What Is Recoverable Depreciation?
Depreciation in the insurance context refers to the reduction in an item's value over time due to age, wear and tear, and obsolescence. When you buy a new sofa for £2,000 and it is damaged five years later, the insurer recognises that the sofa was no longer worth £2,000 at the point of loss. If the depreciation is calculated at 10% per year, the sofa's actual cash value (ACV) would be approximately £1,000.
Recoverable depreciation is the portion of that depreciation that your insurer agrees to pay back once you have actually replaced or repaired the item. In this example, the recoverable depreciation would be up to £1,000 — the gap between the initial depreciated settlement and the full replacement cost. The key word is 'recoverable': not all depreciation can be claimed back, and the rules depend entirely on your policy terms (and the excess you pay will also apply to any claim).

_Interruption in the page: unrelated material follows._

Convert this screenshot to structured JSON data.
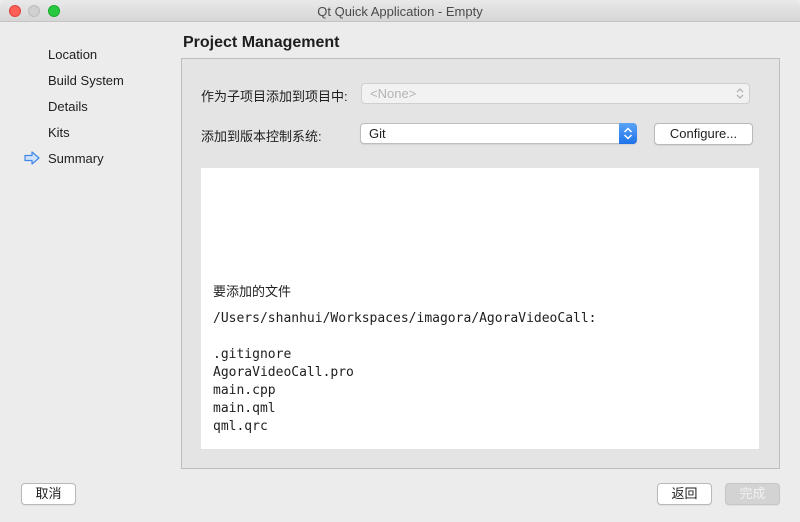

In the UK market, this concept is most commonly encountered through the distinction between indemnity policies and new-for-old (replacement cost) policies. An indemnity policy only ever pays the depreciated value — there is nothing to recover. A new-for-old policy, by contrast, promises to pay the full replacement cost, but may release that payment in two stages: an initial settlement based on depreciated value, followed by the recoverable depreciation once you provide proof of replacement.